Di tempat berbeda, Prof. Jacob Hanna dari Departemen Genetika Molekuler Weizmann menyatakan bahwa para ilmuan kini mengetahui cara mengembalikan sel-sel dewasa ke stemness. Akan tetapi, untuk menumbuhkan sel di tingkat stemness menuju sel-sel yang berdiferensiasi hingga membentuk organ-organ dengan tugas khusus dan sempurna, diakui amat sulit. Ia menambahkan, sel-sel khusus yang dicoba untuk diproduksi sering kali menyimpang dan membentuk jaringan yang tidak beraturan (Nationalgeographic.grid.id, 07/08/2022).
Apa Kata Islam?
Penggunaan rahim sintetis pada manusia masih menjadi polemik tersendiri di tengah masyarakat muslim. Pasalnya, manusia bukanlah hewan yang perkembangbiakannya bisa direkayasa sesuka hati manusia. Akan tetapi, ia adalah makhluk yang telah Allah Swt. ciptakan dengan sempurna, memiliki pikiran dan hati, serta bentuk yang sebaik-baiknya. Ini sebagaimana yang tercantum dalam surah At-Tiin ayat 4, "Sungguh, Kami benar-benar telah menciptakan manusia dalam bentuk yang sebaik-baiknya."

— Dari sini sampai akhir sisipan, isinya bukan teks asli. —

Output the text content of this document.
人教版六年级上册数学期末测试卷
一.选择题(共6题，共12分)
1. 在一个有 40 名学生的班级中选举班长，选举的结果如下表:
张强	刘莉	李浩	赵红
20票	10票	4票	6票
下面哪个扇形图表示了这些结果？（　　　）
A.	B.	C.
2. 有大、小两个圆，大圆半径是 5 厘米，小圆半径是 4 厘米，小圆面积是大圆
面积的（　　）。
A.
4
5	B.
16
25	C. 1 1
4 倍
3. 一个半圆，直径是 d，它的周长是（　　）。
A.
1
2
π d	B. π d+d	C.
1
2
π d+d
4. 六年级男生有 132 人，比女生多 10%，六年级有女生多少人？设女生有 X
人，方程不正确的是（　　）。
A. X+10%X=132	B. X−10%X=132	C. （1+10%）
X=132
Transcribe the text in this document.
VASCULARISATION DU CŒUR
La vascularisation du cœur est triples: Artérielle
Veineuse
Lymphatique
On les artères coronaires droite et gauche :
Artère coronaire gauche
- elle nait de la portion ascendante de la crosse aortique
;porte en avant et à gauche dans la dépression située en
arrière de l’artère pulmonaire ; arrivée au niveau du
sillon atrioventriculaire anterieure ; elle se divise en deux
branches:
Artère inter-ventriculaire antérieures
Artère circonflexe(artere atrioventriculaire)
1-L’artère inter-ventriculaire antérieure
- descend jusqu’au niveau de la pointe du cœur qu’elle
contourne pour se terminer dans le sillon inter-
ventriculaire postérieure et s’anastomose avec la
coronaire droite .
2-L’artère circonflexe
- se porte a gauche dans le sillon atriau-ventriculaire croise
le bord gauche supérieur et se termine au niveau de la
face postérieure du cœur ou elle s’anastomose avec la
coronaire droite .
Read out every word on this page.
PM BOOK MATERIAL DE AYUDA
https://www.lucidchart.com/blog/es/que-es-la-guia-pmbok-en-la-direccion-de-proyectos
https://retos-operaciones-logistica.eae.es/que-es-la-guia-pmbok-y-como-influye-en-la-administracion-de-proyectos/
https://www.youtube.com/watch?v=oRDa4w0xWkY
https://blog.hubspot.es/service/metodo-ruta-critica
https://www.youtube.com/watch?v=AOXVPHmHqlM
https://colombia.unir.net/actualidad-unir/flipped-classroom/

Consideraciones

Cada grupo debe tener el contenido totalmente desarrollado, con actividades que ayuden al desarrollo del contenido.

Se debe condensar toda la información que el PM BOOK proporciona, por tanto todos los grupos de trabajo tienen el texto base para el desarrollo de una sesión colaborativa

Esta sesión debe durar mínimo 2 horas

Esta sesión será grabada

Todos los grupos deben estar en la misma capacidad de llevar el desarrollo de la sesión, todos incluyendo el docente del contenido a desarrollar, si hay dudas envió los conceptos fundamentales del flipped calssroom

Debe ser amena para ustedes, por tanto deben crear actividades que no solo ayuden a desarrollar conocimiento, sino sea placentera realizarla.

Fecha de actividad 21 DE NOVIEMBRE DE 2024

Manusia juga bukan benda yang tidak memiliki potensi kehidupan. Allah Swt. telah membekali manusia dengan berbagai potensi kehidupan berupa akal, naluri, dan kebutuhan jasmani yang dengannya manusia bisa bertahan hidup di dunia. Allah Swt. telah menciptakan manusia sekaligus memuliakannya. Hal ini telah Allah Swt. sampaikan dalam Al-Qur'an yang mulia, yakni surah Al-Isra' ayat 70, “Dan sungguh, Kami telah memuliakan anak cucu Adam, dan Kami angkut mereka di darat dan di laut, dan Kami beri mereka rezeki dari yang baik-baik dan Kami lebihkan mereka di atas banyak makhluk yang Kami ciptakan dengan kelebihan yang sempurna.” Oleh karena itulah, manusia tidak boleh diperlakukan selayaknya hewan ataupun benda. Solusi untuk menyelesaikan permasalahan populasi manusia pun akhirnya tidak elok dan jauh dari etika bila menggunakan rahim sintetis seperti yang diujikan pada hewan.
Islam memandang bahwa perkembangbiakan atau pelestarian jenis manusia hanya dapat dicapai dengan menjalin ikatan yang halal, yaitu menikah. Menikah merupakan separuh agama. Ia adalah ibadah terpanjang dalam kehidupan seorang muslim. Di dalamnya terdapat tujuan melestarikan keturunan, menjaga nasab, dan pelaksanaan hak & kewajiban yang telah Allah Swt. tentukan d dalam keluarga.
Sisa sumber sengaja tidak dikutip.